Sha, ketua kelas kami yang “kurang tinggi” segera membagikan alat dan bahan dengan gesit. Aku memperhatikan alat dan bahan yang kudapat. Hm, barangnya cukup sederhana. Eh, apa ini?  Kaus kaki?  Buah busuk?  Balsem?  Ewww…

“Jess, kamu sudah lihat?  Kita mendapat kaus kaki, buah busuk, dan ada pula balsem!  Untuk apa sih, bahan aneh seperti itu?” bisikku pada Jess, siswa terpintar di kelasku.

“Hhh, seperti yang dijelaskan tadi, alat ini akan mengeluarkan bau yang tidak sedap. Maka kita membutuhkan bahan berbau busuk seperti ini. Sebenarnya agak menjijikkan sih… Tapi… entahlah, coba saja.”  jawab Jess dengan lesu.

“Eh, jadi semua barang ini sungguhan diperlukan?  Rasanya ingin protes, namun alat rancangan Bu Weyn sejak dulu tak pernah salah.  Tidak!”  teriakku dalam hati.

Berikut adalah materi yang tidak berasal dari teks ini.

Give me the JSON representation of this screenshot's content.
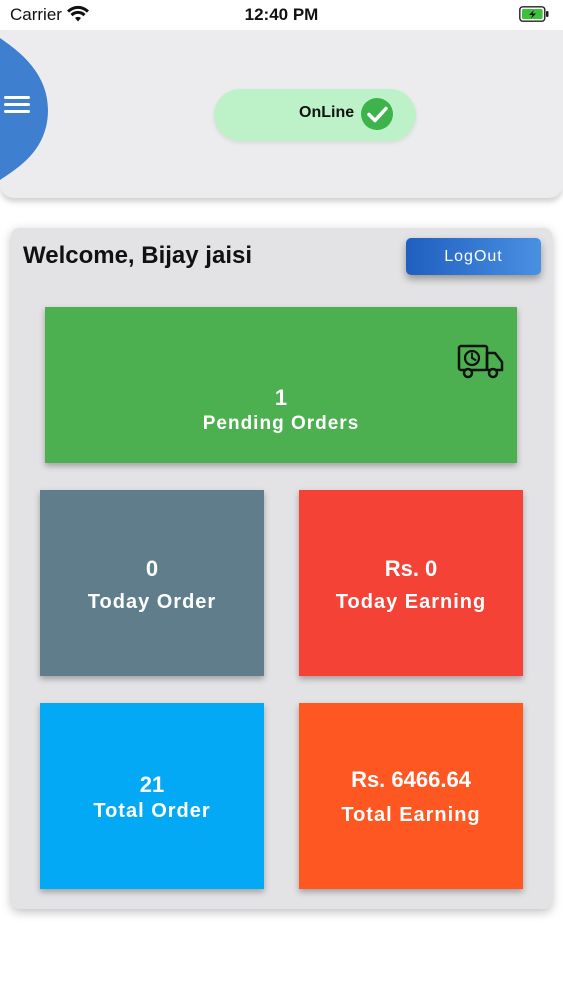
{
  "status_bar": {
    "carrier": "Carrier",
    "time": "12:40 PM"
  },
  "header": {
    "status_label": "OnLine"
  },
  "dashboard": {
    "welcome": "Welcome, Bijay jaisi",
    "logout_label": "LogOut",
    "pending": {
      "value": "1",
      "label": "Pending Orders"
    },
    "today_order": {
      "value": "0",
      "label": "Today Order"
    },
    "today_earning": {
      "value": "Rs. 0",
      "label": "Today Earning"
    },
    "total_order": {
      "value": "21",
      "label": "Total Order"
    },
    "total_earning": {
      "value": "Rs. 6466.64",
      "label": "Total Earning"
    }
  },
  "icons": [
    "wifi-icon",
    "battery-icon",
    "hamburger-menu-icon",
    "check-circle-icon",
    "delivery-truck-icon"
  ],
  "colors": {
    "online_pill": "#bdf2c8",
    "check": "#3cb44b",
    "logout": "#1f5fbf",
    "pending": "#4caf50",
    "today_order": "#607d8b",
    "today_earning": "#f44336",
    "total_order": "#03a9f4",
    "total_earning": "#ff5722",
    "menu_blob": "#3f7fcf"
  }
}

Kami memperhatikan Bu Weyn membuatnya dengan seksama.  Lalu, kami mulai membuat alat tersebut. Namun, entah kenapa tanah yang kami pijak terasa bergetar. Debu-debu mulai berterbangan. Meja kami bergetar hebat. Alat-alat yang disediakan jatuh berdenting. Kami terdiam sejenak, berusaha mencerna kejadian yang baru saja terjadi 

“Semuanya, lari! Itu adalah hewan yang hendak menangkap kita!” teriak Bu Weyn panik sambil berlari. Namun, larinya tidak cukup cepat.  Langit-langit di atasnya mulai terlihat retak-retak. Nahas, lemari berukuran besar menimpa kakinya sehingga ia tidak bisa berlari.

“Ingat semua cara bertahan tadi! Jangan menyerah!”  teriak Bu Weyn lagi sebelum langit-langit di atas Bu Weyn benar-benar runtuh.

“Ibu…!” terdengar jeritan pilu dari teman-temanku.  Mereka mulai terlihat panik.

“Semuanya!  Jangan panik dan tetap tenang.  Kita bisa selamat dari situasi ini!  Ayo, ikut aku.  Kita menuju ke pojok sana. Reruntuhan di sana dapat kita gunakan sebagai tempat bersembunyi sementara.”

Kami segera mengikuti perintah Jess. Tetapi, hewan-hewan itu berhasil menemukan kami.  Kami mejerit  tertahan.

“Ah, sial!  Hewan itu menemukan kita!”  teriak Jess panik.

“Apa yang harus kita lakukan?”  sahutku mencicit.

“Baiklah, aku akan melanjutkan membuat Tembakan Pengusir Predator tadi.  Dan aku minta, Sha, bisakah kamu megalihkan perhatian hewan itu sebentar? Kurasa, larimu cepat. Dan yang lain, bantu aku mengumpulkan bahan pembuatnya.”  perintah Jess cepat.

“Baik!”  jawab kami serempak.

Jess membuat alat dengan cepat dengan bantuan kami semua. Seperti yang dibilang, gerakan Sha amat cepat sehingga ia selamat dari buruan hewan tadi. Jess segera menyemprotkannya ke arah predator tadi.  Mereka segera pergi karena mencium bau yang amat busuk. Namun, kami juga merasa kebauan karena masker penetral yang tersedia hanya ada satu dari tiap tembakan. Dan tentu saja, yang memakai masker itu adalah Jess.  Jess memang agak pelit jika menyangkut hal seperti ini.  Hehe, peace….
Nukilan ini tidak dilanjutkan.